Frank Herbert & Bill Ransom

The Jesus Incident

by Frank Herbert & Bill Ransom

The Jesus Incident
: A sentient Ship with godlike powers (and aspirations) delivers the last survivors of humanity to a horrific, poisonous planet, Pandora—rife with deadly Nerve-Runners, Hooded Dashers, airborne jellyfish, and intelligent kelp. Chaplain/Psychiatrist Raja Lon Flattery is brought back out of hybernation to witness Ship’s machinations as well as the schemes of human scientists manipulating the genetic structure of humanity. Sequel to Frank Herbert’s
Destination: Void
, the first book in Herbert & Ransom’s Pandora Sequence.

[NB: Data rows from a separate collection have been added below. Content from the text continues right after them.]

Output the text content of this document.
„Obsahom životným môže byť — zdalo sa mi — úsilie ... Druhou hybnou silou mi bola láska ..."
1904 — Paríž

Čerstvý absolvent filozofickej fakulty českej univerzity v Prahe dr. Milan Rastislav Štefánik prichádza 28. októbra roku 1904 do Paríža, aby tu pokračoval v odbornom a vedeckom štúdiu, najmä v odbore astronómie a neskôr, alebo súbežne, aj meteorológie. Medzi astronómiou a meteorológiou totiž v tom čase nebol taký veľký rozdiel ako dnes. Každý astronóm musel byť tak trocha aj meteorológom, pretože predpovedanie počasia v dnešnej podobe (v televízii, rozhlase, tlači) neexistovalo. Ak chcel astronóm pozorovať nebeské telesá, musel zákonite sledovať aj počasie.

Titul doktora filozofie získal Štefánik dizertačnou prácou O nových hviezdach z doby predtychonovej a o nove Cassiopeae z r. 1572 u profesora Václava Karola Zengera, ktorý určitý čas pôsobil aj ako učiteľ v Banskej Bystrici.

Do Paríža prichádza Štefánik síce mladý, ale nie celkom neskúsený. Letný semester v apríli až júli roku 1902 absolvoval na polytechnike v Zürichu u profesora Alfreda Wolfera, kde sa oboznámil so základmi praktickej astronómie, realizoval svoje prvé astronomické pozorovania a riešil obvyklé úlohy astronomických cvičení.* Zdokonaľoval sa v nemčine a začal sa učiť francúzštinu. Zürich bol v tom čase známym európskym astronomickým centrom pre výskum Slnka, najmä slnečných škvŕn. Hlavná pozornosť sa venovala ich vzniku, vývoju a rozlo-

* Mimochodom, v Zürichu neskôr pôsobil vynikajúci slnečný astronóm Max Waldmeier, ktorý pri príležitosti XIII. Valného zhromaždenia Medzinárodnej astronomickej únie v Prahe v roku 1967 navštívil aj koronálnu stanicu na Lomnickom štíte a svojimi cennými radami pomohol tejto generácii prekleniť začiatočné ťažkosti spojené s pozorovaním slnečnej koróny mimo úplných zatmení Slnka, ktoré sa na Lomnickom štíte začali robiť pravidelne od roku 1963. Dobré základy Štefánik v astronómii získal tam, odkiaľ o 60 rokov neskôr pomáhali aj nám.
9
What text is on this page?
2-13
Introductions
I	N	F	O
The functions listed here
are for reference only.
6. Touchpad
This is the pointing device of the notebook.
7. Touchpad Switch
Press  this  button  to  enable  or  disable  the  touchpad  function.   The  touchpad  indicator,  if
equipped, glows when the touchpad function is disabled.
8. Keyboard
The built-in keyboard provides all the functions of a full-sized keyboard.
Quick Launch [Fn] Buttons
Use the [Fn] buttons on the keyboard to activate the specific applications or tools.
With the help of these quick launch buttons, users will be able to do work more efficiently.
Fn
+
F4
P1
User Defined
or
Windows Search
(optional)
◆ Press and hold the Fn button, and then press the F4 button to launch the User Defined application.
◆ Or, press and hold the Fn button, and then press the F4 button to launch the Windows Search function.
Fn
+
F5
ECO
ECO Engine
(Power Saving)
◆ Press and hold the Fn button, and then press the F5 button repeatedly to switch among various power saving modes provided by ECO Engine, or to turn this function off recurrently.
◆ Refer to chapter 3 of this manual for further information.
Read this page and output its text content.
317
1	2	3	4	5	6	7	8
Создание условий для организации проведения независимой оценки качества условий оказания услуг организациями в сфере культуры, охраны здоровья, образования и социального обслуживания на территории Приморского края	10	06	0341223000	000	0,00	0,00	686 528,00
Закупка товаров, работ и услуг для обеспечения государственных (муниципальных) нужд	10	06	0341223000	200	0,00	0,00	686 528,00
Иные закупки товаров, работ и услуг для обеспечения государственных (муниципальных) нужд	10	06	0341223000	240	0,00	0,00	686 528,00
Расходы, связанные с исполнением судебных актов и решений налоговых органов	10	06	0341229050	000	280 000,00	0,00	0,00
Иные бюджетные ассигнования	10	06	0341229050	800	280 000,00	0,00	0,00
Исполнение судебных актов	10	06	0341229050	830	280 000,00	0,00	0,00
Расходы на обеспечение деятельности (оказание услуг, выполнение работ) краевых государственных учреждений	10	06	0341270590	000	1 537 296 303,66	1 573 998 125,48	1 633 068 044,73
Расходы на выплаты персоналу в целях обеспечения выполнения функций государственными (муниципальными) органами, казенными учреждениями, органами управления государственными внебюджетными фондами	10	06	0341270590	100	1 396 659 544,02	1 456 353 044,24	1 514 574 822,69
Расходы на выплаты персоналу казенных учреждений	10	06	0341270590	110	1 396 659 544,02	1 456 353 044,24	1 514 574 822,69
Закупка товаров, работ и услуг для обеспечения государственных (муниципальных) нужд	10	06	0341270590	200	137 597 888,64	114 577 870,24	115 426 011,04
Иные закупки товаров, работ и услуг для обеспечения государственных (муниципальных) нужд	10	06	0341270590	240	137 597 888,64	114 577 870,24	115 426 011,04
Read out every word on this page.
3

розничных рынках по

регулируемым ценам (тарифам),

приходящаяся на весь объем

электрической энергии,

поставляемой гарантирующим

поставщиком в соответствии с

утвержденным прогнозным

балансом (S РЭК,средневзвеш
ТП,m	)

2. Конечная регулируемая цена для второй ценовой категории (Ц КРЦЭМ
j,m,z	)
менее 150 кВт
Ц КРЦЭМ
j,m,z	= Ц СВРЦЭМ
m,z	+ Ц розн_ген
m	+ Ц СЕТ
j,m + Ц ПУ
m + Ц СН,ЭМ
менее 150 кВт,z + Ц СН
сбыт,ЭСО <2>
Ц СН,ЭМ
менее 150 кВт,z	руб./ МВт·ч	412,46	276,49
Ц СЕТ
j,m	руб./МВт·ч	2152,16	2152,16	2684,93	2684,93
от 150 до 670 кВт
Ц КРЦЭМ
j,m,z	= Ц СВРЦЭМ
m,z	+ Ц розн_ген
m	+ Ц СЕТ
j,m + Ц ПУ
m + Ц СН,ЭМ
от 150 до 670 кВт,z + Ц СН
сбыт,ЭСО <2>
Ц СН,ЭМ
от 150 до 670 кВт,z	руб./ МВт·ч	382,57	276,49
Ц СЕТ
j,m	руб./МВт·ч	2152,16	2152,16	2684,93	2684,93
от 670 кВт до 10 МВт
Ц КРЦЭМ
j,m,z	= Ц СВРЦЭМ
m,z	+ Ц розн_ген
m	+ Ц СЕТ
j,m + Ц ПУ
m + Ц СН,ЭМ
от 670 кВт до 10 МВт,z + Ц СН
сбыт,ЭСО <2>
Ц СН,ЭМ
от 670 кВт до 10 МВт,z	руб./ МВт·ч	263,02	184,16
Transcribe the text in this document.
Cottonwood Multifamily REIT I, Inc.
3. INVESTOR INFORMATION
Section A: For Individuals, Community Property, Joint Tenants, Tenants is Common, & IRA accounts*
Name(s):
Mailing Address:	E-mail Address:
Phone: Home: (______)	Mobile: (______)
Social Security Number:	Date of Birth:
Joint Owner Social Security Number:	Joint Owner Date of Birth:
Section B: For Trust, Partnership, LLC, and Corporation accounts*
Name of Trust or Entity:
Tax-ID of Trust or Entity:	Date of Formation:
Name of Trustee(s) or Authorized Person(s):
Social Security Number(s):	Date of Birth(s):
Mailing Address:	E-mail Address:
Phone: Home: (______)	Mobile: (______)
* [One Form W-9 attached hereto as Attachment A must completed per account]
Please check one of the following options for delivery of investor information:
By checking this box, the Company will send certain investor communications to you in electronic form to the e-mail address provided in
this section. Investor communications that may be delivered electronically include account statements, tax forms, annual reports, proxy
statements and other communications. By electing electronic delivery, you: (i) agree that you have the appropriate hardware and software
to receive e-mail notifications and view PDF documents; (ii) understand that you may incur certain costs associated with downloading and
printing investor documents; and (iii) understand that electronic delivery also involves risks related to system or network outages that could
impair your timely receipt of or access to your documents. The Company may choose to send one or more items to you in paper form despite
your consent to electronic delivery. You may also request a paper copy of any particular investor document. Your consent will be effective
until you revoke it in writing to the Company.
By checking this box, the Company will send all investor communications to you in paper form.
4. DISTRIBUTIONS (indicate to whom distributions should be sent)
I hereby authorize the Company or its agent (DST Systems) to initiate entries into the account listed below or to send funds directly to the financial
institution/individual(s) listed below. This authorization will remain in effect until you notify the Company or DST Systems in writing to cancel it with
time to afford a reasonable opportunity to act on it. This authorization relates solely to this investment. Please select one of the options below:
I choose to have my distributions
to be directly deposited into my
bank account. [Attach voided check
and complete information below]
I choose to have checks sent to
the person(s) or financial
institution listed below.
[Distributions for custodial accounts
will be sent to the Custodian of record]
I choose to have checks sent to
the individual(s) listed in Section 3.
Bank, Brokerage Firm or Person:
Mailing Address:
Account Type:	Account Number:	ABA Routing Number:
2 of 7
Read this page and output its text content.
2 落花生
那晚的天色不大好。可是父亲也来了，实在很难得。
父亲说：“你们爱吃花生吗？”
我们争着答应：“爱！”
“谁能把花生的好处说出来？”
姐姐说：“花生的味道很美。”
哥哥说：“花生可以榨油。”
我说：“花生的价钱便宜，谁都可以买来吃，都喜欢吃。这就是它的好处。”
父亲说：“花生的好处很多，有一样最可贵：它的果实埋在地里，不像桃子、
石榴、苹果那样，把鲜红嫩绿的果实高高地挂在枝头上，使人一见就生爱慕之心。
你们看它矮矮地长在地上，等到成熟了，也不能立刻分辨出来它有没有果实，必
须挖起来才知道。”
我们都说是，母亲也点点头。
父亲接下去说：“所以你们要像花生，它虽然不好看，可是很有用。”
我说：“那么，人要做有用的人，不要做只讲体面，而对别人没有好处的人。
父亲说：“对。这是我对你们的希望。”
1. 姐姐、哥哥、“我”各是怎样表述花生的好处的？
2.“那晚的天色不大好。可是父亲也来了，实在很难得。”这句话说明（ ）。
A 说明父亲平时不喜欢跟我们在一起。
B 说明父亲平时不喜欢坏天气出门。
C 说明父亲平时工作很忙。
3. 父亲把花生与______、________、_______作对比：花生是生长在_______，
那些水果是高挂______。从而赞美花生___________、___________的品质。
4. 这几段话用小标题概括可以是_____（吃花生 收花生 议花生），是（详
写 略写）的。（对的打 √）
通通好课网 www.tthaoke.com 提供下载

Copyright 2011 Herbert Properties, LLC & Bill Ransom

Originally published in 1979 by Berkley Medallion

Smashwords edition 2011

WordFire Press

www.wordfire.com

eBook ISBN 978-161475-006-2

All rights reserved. No part of this book may be reproduced or transmitted in any form or by any electronic or mechanical means, including photocopying, recording or by any information storage and retrieval system, without the express written permission of the copyright holder, except where permitted by law. This novel is a work of fiction. Names, characters, places and incidents are either the product of the author’s imagination, or, if real, used fictitiously.

This book is licensed for your personal enjoyment only. This ebook may not be re-sold or given away to other people. If you would like to share this book with another person, please purchase an additional copy for each recipient. Thank you for respecting the hard work of this author.

Electronic version by Baen Books

Chapter 1

There is a gateway to the imagination you must enter before you are conscious and the keys to the gate are symbols. You can carry ideas through the gate . . . but you must carry the ideas in symbols.

—Raja Flattery, Chaplain/Psychiatrist

SOMETHING WENT “Tick.”

He heard it quite distinctly—a metallic sound. There it went again: “Tick.”

He opened his eyes and was rewarded with darkness, an absolute lack of radiant energy . . . or of receptors to detect energy.

Am I blind?

“Tick.”

He could not place the source, but it was out there—wherever
out there
was. The air felt cold in his throat and lungs. But his body was warm. He realized that he lay very lightly on a soft surface. He was breathing. Something tickled his nose, a faint odor of . . . pepper?

“Tick.”

He cleared his throat. “Anybody there?”

No answer. Speaking hurt his throat.

What am I doing here?

The soft surface beneath him curved up around his shoulders to support his neck and head. It encased hips and legs. This was familiar. It ignited distant associations. It was . . . what? He felt that he should know about such a surface.

After all, I . . .

“Tick.”

Panic seized him. Who am I?

The answer came slowly, thawed from a block of ice which contained everything he should know.

I am Raja Flattery.

Ice melted in a cascade of memories.

I’m Chaplain/Psychiatrist on the Voidship
Earthling
. We . . . we . . .

Some of the memories remained frozen.

He tried to sit up but; was restrained by softly cupping bands over his chest and wrists. Now, he felt connectors withdraw from the veins at his wrists.

I’m in a hyb tank!

He had no memory of going into hybernation. Perhaps memory thawed more slowly than flesh. Interesting. But there were a few memories now, frigid in their flow, and deeply disturbing.

I failed.

Moonbase directed me to blow up our ship rather than let it roam space as a threat to humankind. I was to send the message capsule back to Moonbase . . . and blow up our ship.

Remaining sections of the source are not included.